Hi Everyone,
Over a year ago I asked this question: Constructing Compute Resources In Support Of Ngs In A Hospital Setting about NGS and compute requirements people were thinking about at the time. A lot has changed in the year and a half since I visited the topic, and in particular NGS in the clinic is something that is far more common. So I thought it worth revisiting the question in general, but with a new question.
Thoughts and opinions, particularly people with some knowledge of NGS in health care would be most welcome. I'll preface it by saying that I just got this new job, so starting next week I will officially be the Clinical Bioinformatician for part of the healthcare system here in Canada. The DNA diagnostics lab has purchased two MiSeqs (so they have redundancy) and I'll be in charge of compute, data handling, analysis, etc. Most of what we hear about in terms of data storage/compute in relation to NGS is really geared towards larger sequencing centers (on the large end) or individual labs on the small end. While the number of samples you'll run has a huge impact on the amount of data that will be generated, I am guessing there are some people out there with some more direct experience.
Cloud solutions are a no go here in Canada with our Healthcare system so everything must be on site.

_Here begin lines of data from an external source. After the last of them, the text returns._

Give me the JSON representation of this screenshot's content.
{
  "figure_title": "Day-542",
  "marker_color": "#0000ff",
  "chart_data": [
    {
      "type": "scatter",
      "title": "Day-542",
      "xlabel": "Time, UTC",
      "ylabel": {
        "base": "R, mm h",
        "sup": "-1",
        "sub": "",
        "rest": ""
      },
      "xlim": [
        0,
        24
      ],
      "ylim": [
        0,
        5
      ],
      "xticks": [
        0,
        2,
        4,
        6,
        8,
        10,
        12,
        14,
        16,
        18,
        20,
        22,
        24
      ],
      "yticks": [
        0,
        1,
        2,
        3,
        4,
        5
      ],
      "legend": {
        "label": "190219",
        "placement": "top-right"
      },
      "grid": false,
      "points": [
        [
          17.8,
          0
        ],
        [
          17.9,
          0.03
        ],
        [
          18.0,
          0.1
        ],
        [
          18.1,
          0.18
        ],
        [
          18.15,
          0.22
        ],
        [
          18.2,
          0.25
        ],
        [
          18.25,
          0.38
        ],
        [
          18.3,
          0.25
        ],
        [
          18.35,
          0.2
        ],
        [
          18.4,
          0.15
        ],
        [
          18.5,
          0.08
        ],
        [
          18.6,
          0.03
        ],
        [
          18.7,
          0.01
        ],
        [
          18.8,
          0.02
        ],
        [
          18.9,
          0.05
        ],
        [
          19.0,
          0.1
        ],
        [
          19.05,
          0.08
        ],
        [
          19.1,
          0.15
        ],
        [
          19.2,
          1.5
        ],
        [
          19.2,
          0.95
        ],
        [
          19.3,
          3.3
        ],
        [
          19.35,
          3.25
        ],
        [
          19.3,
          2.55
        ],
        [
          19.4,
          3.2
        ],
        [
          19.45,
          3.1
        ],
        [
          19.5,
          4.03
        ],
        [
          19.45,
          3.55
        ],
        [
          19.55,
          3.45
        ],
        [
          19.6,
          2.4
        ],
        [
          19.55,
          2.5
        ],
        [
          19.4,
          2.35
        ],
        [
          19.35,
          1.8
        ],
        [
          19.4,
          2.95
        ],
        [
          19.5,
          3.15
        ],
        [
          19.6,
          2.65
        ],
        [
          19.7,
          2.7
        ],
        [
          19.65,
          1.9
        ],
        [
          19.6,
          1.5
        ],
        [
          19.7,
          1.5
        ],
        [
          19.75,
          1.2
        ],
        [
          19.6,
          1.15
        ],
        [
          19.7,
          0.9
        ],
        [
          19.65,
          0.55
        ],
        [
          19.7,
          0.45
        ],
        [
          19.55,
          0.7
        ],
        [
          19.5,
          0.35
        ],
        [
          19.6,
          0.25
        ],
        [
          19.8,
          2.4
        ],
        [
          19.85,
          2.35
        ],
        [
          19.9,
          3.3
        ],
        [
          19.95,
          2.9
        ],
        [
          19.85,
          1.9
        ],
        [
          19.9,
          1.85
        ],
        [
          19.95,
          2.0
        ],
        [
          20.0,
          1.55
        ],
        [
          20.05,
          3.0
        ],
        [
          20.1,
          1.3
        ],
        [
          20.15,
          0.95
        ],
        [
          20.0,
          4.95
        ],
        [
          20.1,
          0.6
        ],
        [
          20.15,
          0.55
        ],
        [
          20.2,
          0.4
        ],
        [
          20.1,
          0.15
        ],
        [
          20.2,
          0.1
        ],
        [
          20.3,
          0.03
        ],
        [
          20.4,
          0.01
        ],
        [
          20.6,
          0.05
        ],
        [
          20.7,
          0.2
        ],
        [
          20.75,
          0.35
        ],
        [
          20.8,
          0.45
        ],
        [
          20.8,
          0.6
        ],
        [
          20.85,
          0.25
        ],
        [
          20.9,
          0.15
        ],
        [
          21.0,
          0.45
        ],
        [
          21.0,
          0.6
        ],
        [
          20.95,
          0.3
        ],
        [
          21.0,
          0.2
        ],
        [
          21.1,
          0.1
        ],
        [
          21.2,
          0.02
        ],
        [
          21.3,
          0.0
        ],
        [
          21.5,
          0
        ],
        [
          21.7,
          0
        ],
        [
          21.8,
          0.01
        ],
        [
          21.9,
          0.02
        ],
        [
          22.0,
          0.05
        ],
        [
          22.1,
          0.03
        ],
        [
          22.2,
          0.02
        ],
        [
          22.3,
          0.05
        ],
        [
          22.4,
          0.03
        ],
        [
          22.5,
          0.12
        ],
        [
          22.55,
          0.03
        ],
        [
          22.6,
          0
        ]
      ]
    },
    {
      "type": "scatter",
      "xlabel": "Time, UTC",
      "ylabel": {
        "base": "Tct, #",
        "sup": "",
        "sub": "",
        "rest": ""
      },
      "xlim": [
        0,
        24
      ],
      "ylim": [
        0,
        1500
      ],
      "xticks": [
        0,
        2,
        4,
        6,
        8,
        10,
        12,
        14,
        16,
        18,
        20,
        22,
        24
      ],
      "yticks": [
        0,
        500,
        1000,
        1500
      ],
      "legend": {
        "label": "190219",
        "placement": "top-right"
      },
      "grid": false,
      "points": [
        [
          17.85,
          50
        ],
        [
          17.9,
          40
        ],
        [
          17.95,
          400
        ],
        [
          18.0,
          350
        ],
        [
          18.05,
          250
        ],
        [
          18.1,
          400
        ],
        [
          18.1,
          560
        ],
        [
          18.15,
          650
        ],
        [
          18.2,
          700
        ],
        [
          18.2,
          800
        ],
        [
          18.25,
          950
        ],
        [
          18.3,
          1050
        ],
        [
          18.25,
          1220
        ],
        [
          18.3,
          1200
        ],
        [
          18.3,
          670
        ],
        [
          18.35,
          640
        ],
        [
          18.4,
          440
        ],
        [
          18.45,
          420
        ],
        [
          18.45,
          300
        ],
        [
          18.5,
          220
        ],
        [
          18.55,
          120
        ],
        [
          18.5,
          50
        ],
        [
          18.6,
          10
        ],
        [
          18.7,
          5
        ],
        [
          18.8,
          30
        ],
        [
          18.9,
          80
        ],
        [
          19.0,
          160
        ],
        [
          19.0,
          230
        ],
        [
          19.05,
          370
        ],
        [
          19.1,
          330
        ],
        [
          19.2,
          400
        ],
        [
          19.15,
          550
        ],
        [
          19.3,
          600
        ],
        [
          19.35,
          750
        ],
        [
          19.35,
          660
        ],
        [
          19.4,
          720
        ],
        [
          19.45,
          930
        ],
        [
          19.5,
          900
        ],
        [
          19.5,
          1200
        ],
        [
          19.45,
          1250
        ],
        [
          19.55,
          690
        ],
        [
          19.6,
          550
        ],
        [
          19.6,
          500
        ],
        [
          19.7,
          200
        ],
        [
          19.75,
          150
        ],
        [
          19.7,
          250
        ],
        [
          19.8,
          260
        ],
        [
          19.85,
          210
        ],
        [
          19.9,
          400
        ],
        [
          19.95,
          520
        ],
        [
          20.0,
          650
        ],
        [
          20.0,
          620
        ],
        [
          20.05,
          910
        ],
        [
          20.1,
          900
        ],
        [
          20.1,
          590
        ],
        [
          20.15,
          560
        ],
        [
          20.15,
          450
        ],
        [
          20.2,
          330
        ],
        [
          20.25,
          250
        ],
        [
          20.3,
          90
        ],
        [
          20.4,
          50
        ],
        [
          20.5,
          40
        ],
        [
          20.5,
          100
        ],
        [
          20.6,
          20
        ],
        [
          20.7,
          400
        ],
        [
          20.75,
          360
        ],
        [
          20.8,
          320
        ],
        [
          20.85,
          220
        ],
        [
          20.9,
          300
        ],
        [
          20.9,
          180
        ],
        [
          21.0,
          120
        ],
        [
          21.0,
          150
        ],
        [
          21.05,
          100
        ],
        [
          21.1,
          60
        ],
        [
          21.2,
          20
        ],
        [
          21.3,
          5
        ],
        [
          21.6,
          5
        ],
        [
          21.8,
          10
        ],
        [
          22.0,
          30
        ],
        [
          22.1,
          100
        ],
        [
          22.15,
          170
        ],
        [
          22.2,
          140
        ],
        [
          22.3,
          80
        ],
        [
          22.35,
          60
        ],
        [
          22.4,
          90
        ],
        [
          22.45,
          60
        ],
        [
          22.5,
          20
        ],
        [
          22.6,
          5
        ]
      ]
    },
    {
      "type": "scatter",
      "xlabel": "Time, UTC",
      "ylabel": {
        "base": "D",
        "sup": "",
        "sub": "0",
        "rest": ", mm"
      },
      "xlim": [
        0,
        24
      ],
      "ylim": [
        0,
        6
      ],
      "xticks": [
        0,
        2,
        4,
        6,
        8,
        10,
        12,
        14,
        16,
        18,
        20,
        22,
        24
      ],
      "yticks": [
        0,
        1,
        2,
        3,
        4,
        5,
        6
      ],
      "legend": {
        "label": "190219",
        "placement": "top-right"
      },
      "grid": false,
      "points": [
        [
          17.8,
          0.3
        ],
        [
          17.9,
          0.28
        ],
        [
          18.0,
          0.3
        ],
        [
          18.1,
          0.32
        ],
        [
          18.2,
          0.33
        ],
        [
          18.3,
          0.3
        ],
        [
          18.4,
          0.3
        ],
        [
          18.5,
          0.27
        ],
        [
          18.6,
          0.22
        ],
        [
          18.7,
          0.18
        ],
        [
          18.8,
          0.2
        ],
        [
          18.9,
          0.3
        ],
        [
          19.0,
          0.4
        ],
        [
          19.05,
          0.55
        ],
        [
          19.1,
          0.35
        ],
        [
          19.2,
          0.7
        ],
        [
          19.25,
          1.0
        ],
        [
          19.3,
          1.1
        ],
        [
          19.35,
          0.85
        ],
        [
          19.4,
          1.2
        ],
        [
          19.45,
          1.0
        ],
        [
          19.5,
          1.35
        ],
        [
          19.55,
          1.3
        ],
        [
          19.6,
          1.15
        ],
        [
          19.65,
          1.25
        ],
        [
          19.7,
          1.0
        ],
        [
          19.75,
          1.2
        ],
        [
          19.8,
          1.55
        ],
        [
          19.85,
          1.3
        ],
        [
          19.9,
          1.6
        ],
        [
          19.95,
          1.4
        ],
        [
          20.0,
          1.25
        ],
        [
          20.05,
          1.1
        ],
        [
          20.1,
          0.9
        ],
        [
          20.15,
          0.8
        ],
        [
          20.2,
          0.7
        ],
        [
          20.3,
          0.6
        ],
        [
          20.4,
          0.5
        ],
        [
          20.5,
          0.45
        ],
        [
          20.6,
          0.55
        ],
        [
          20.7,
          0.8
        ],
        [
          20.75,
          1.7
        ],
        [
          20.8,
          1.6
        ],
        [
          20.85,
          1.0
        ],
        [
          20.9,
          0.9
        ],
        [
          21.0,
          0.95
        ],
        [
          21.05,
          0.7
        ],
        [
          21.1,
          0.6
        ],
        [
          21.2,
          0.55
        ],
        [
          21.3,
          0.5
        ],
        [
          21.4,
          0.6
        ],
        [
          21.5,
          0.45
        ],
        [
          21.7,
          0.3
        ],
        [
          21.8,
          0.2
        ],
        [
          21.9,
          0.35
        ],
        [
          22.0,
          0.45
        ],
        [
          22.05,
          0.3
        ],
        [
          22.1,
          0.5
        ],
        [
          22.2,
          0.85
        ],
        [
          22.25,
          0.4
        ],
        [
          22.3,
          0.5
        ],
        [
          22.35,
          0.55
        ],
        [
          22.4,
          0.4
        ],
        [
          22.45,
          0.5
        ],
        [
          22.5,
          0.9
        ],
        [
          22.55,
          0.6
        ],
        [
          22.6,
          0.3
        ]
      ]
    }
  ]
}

Budget also isn't large so it is a trade off between storage size, redundancy, and compute speeds/capacity. Ultimately I think archiving will need to be handled through magnetic tape or archival optical disk (or this new M-Disc I have seen recently), because I don't think we will be in a position to support archival storage on hard disk if we are obligated to keep records and tests for the same length of time as a Pathology report (20-25 years).
So what are some innovative solutions you would consider? Especially to keep costs as low as possible? If you are currently supporting a MiSeq in the clinic what are you doing?
Hopefully we can have some good discussion.
One thing you should look at for storage is NGS alternatives to gzip/bzip. I don't have the numbers, but I did some testing on non-reference methods a while ago and they offer better compression ratios than gzip/bzip. Supposedly, you can get even better compression ratios using algorithms which use a reference genome.